With the rapid improvement in perception and planning technology, robots are being increasingly used as smart, adaptive sensors to gather information in applications such as environment monitoring, infrastructure inspection, and security and surveillance. To fully exploit the potential offered by robotic sensing, we need efficient and reliable decision-making techniques to decide when, where, and how to gather information. Such decision-making techniques need to account for the uncertainty and partial knowledge inherent in the working environment. The goal of this dissertation is to design algorithms to enable a multi-robot team to collectively and efficiently gather information on spatiotemporal fields without full knowledge of the environment. Our contributions span the full spectrum of the knowledge of the environmental conditions: from one extreme where the environmental model is fully known to the other extreme where the environmental model is unknown but can be learned from empirical data. We present several efficient (i.e., polynomial time) and effective (i.e., optimal or bounded approximation guarantees) algorithms for multi-robot information gathering.
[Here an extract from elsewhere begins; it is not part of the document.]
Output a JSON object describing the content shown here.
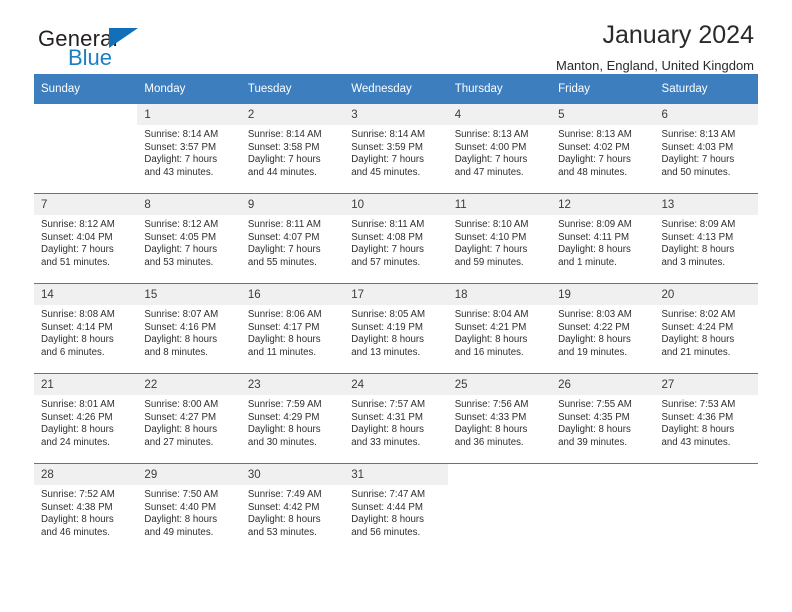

In the first part of the dissertation, we study coordination algorithms when the environmental model is fully or partially known. Specifically, for the case where the environmental model is fully known, we consider the challenge imposed by the connectivity requirement of the team. We present an algorithm for connectivity-constrained submodular maximization for information gathering that requires intermittent communication among the robotic team. For the case where the environment is partially known, and uncertainty exists, we seek to make the multi-robot team robust to the possible failures caused by the uncertainty. When the uncertainty is upper-bounded, we present a constant-factor approximation algorithm for robust multiple-path submodular orienteering. When the uncertainty is stochastic, and the distribution is known, we introduce two risk-sensitive coordination problems for aerial-ground long-term information gathering.
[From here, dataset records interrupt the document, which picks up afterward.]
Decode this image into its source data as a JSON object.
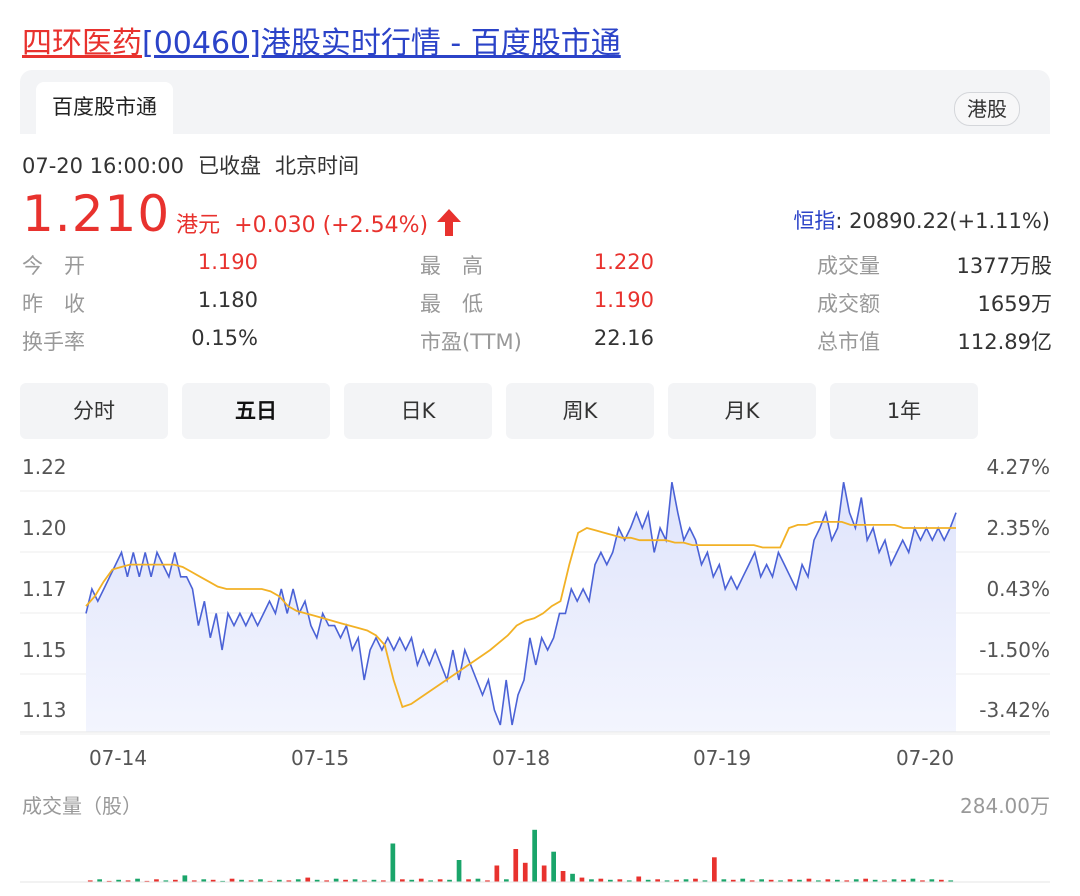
{
  "header": {
    "title_name": "四环医药",
    "title_rest": "[00460]港股实时行情 - 百度股市通"
  },
  "tabbar": {
    "active_tab": "百度股市通",
    "market_tag": "港股"
  },
  "status": {
    "datetime": "07-20 16:00:00",
    "state": "已收盘",
    "timezone": "北京时间"
  },
  "quote": {
    "price": "1.210",
    "currency": "港元",
    "change": "+0.030 (+2.54%)",
    "direction": "up",
    "index_label": "恒指",
    "index_value": ": 20890.22(+1.11%)"
  },
  "stats": [
    {
      "label": "今　开",
      "value": "1.190",
      "color": "red"
    },
    {
      "label": "最　高",
      "value": "1.220",
      "color": "red"
    },
    {
      "label": "成交量",
      "value": "1377万股",
      "color": "normal"
    },
    {
      "label": "昨　收",
      "value": "1.180",
      "color": "normal"
    },
    {
      "label": "最　低",
      "value": "1.190",
      "color": "red"
    },
    {
      "label": "成交额",
      "value": "1659万",
      "color": "normal"
    },
    {
      "label": "换手率",
      "value": "0.15%",
      "color": "normal"
    },
    {
      "label": "市盈(TTM)",
      "value": "22.16",
      "color": "normal"
    },
    {
      "label": "总市值",
      "value": "112.89亿",
      "color": "normal"
    }
  ],
  "period_tabs": [
    {
      "label": "分时",
      "active": false
    },
    {
      "label": "五日",
      "active": true
    },
    {
      "label": "日K",
      "active": false
    },
    {
      "label": "周K",
      "active": false
    },
    {
      "label": "月K",
      "active": false
    },
    {
      "label": "1年",
      "active": false
    }
  ],
  "colors": {
    "up": "#e8322e",
    "down": "#1aa56a",
    "price_line": "#4b62d6",
    "avg_line": "#f2b125",
    "fill": "#e4e8fb",
    "link": "#2b43c8"
  },
  "chart_data": {
    "type": "line",
    "y_ticks": [
      "1.22",
      "1.20",
      "1.17",
      "1.15",
      "1.13"
    ],
    "pct_ticks": [
      "4.27%",
      "2.35%",
      "0.43%",
      "-1.50%",
      "-3.42%"
    ],
    "x_ticks": [
      "07-14",
      "07-15",
      "07-18",
      "07-19",
      "07-20"
    ],
    "ylim": [
      1.13,
      1.22
    ],
    "grid": true,
    "series": [
      {
        "role": "price",
        "values": [
          1.165,
          1.175,
          1.17,
          1.175,
          1.18,
          1.185,
          1.19,
          1.18,
          1.19,
          1.18,
          1.19,
          1.18,
          1.19,
          1.185,
          1.18,
          1.19,
          1.18,
          1.18,
          1.175,
          1.16,
          1.17,
          1.155,
          1.165,
          1.15,
          1.165,
          1.16,
          1.165,
          1.16,
          1.165,
          1.16,
          1.165,
          1.17,
          1.165,
          1.175,
          1.165,
          1.175,
          1.165,
          1.17,
          1.16,
          1.155,
          1.165,
          1.16,
          1.16,
          1.155,
          1.16,
          1.15,
          1.155,
          1.14,
          1.15,
          1.155,
          1.15,
          1.155,
          1.15,
          1.155,
          1.15,
          1.155,
          1.145,
          1.15,
          1.145,
          1.15,
          1.145,
          1.14,
          1.15,
          1.14,
          1.15,
          1.145,
          1.14,
          1.135,
          1.14,
          1.13,
          1.125,
          1.14,
          1.125,
          1.135,
          1.14,
          1.155,
          1.145,
          1.155,
          1.15,
          1.155,
          1.165,
          1.165,
          1.175,
          1.17,
          1.175,
          1.17,
          1.185,
          1.19,
          1.185,
          1.19,
          1.2,
          1.195,
          1.2,
          1.205,
          1.2,
          1.205,
          1.19,
          1.2,
          1.195,
          1.215,
          1.205,
          1.195,
          1.2,
          1.195,
          1.185,
          1.19,
          1.18,
          1.185,
          1.175,
          1.18,
          1.175,
          1.18,
          1.185,
          1.19,
          1.18,
          1.185,
          1.18,
          1.19,
          1.185,
          1.18,
          1.175,
          1.185,
          1.18,
          1.195,
          1.2,
          1.205,
          1.195,
          1.2,
          1.215,
          1.205,
          1.2,
          1.21,
          1.195,
          1.2,
          1.19,
          1.195,
          1.185,
          1.19,
          1.195,
          1.19,
          1.2,
          1.195,
          1.2,
          1.195,
          1.2,
          1.195,
          1.2,
          1.205
        ],
        "note_values_in_price": true
      },
      {
        "role": "average",
        "values": [
          1.168,
          1.172,
          1.178,
          1.183,
          1.184,
          1.185,
          1.185,
          1.185,
          1.185,
          1.185,
          1.185,
          1.184,
          1.182,
          1.18,
          1.178,
          1.176,
          1.175,
          1.175,
          1.175,
          1.175,
          1.175,
          1.174,
          1.172,
          1.168,
          1.166,
          1.165,
          1.164,
          1.163,
          1.162,
          1.161,
          1.16,
          1.159,
          1.158,
          1.156,
          1.152,
          1.14,
          1.131,
          1.132,
          1.134,
          1.136,
          1.138,
          1.14,
          1.142,
          1.144,
          1.146,
          1.148,
          1.15,
          1.153,
          1.156,
          1.16,
          1.162,
          1.163,
          1.165,
          1.168,
          1.17,
          1.185,
          1.198,
          1.2,
          1.199,
          1.198,
          1.197,
          1.196,
          1.196,
          1.195,
          1.195,
          1.195,
          1.195,
          1.194,
          1.194,
          1.193,
          1.193,
          1.193,
          1.193,
          1.193,
          1.193,
          1.193,
          1.193,
          1.192,
          1.192,
          1.192,
          1.2,
          1.201,
          1.201,
          1.202,
          1.202,
          1.202,
          1.202,
          1.201,
          1.201,
          1.201,
          1.201,
          1.201,
          1.201,
          1.2,
          1.2,
          1.2,
          1.2,
          1.2,
          1.2,
          1.2
        ]
      }
    ]
  },
  "volume": {
    "label": "成交量（股）",
    "max_label": "284.00万",
    "bars": [
      {
        "v": 0.03,
        "c": "up"
      },
      {
        "v": 0.05,
        "c": "down"
      },
      {
        "v": 0.02,
        "c": "up"
      },
      {
        "v": 0.04,
        "c": "down"
      },
      {
        "v": 0.03,
        "c": "up"
      },
      {
        "v": 0.06,
        "c": "down"
      },
      {
        "v": 0.02,
        "c": "up"
      },
      {
        "v": 0.05,
        "c": "up"
      },
      {
        "v": 0.03,
        "c": "down"
      },
      {
        "v": 0.04,
        "c": "up"
      },
      {
        "v": 0.12,
        "c": "down"
      },
      {
        "v": 0.03,
        "c": "up"
      },
      {
        "v": 0.05,
        "c": "down"
      },
      {
        "v": 0.04,
        "c": "up"
      },
      {
        "v": 0.02,
        "c": "down"
      },
      {
        "v": 0.06,
        "c": "up"
      },
      {
        "v": 0.04,
        "c": "down"
      },
      {
        "v": 0.03,
        "c": "up"
      },
      {
        "v": 0.05,
        "c": "down"
      },
      {
        "v": 0.02,
        "c": "up"
      },
      {
        "v": 0.04,
        "c": "down"
      },
      {
        "v": 0.03,
        "c": "up"
      },
      {
        "v": 0.05,
        "c": "down"
      },
      {
        "v": 0.08,
        "c": "up"
      },
      {
        "v": 0.04,
        "c": "down"
      },
      {
        "v": 0.03,
        "c": "up"
      },
      {
        "v": 0.06,
        "c": "down"
      },
      {
        "v": 0.04,
        "c": "up"
      },
      {
        "v": 0.05,
        "c": "down"
      },
      {
        "v": 0.03,
        "c": "up"
      },
      {
        "v": 0.04,
        "c": "down"
      },
      {
        "v": 0.03,
        "c": "up"
      },
      {
        "v": 0.7,
        "c": "down"
      },
      {
        "v": 0.05,
        "c": "up"
      },
      {
        "v": 0.04,
        "c": "down"
      },
      {
        "v": 0.06,
        "c": "up"
      },
      {
        "v": 0.03,
        "c": "down"
      },
      {
        "v": 0.05,
        "c": "up"
      },
      {
        "v": 0.04,
        "c": "down"
      },
      {
        "v": 0.4,
        "c": "down"
      },
      {
        "v": 0.05,
        "c": "up"
      },
      {
        "v": 0.06,
        "c": "down"
      },
      {
        "v": 0.03,
        "c": "up"
      },
      {
        "v": 0.3,
        "c": "up"
      },
      {
        "v": 0.05,
        "c": "down"
      },
      {
        "v": 0.6,
        "c": "up"
      },
      {
        "v": 0.35,
        "c": "up"
      },
      {
        "v": 0.95,
        "c": "down"
      },
      {
        "v": 0.3,
        "c": "up"
      },
      {
        "v": 0.55,
        "c": "down"
      },
      {
        "v": 0.2,
        "c": "up"
      },
      {
        "v": 0.15,
        "c": "down"
      },
      {
        "v": 0.08,
        "c": "up"
      },
      {
        "v": 0.05,
        "c": "down"
      },
      {
        "v": 0.06,
        "c": "up"
      },
      {
        "v": 0.04,
        "c": "down"
      },
      {
        "v": 0.05,
        "c": "up"
      },
      {
        "v": 0.03,
        "c": "down"
      },
      {
        "v": 0.1,
        "c": "up"
      },
      {
        "v": 0.04,
        "c": "down"
      },
      {
        "v": 0.05,
        "c": "up"
      },
      {
        "v": 0.03,
        "c": "down"
      },
      {
        "v": 0.04,
        "c": "up"
      },
      {
        "v": 0.05,
        "c": "down"
      },
      {
        "v": 0.06,
        "c": "up"
      },
      {
        "v": 0.03,
        "c": "down"
      },
      {
        "v": 0.45,
        "c": "up"
      },
      {
        "v": 0.05,
        "c": "down"
      },
      {
        "v": 0.04,
        "c": "up"
      },
      {
        "v": 0.06,
        "c": "down"
      },
      {
        "v": 0.03,
        "c": "up"
      },
      {
        "v": 0.05,
        "c": "down"
      },
      {
        "v": 0.04,
        "c": "up"
      },
      {
        "v": 0.03,
        "c": "down"
      },
      {
        "v": 0.05,
        "c": "up"
      },
      {
        "v": 0.04,
        "c": "down"
      },
      {
        "v": 0.06,
        "c": "up"
      },
      {
        "v": 0.03,
        "c": "down"
      },
      {
        "v": 0.05,
        "c": "up"
      },
      {
        "v": 0.04,
        "c": "down"
      },
      {
        "v": 0.03,
        "c": "up"
      },
      {
        "v": 0.05,
        "c": "down"
      },
      {
        "v": 0.06,
        "c": "up"
      },
      {
        "v": 0.04,
        "c": "down"
      },
      {
        "v": 0.03,
        "c": "up"
      },
      {
        "v": 0.05,
        "c": "down"
      },
      {
        "v": 0.04,
        "c": "up"
      },
      {
        "v": 0.06,
        "c": "down"
      },
      {
        "v": 0.03,
        "c": "up"
      },
      {
        "v": 0.05,
        "c": "down"
      },
      {
        "v": 0.04,
        "c": "up"
      },
      {
        "v": 0.03,
        "c": "down"
      }
    ]
  }
}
In the second part of the dissertation, we study the case where the environmental model is initially unknown and needs to be learned from the data. Classically, such a learning process is independently conducted without considering the downstream task. By contrast, we present a framework that incorporates the downstream decision-making problem into the learning process. Such integration will help reduce the misalignment between the prediction model and the downstream task. The misalignment refers to a predictor that despite achieving high predictive accuracy in the learning phase may not necessarily result in good decisions in the downstream task. The general methodology to achieve such integration is tomake the combinatorial optimization differentiable, which then can be treated as a differentiable module in the learning process. In addition to algorithm design, we present empirical results for applications such as active target tracking, ocean monitoring, and persistent monitoring.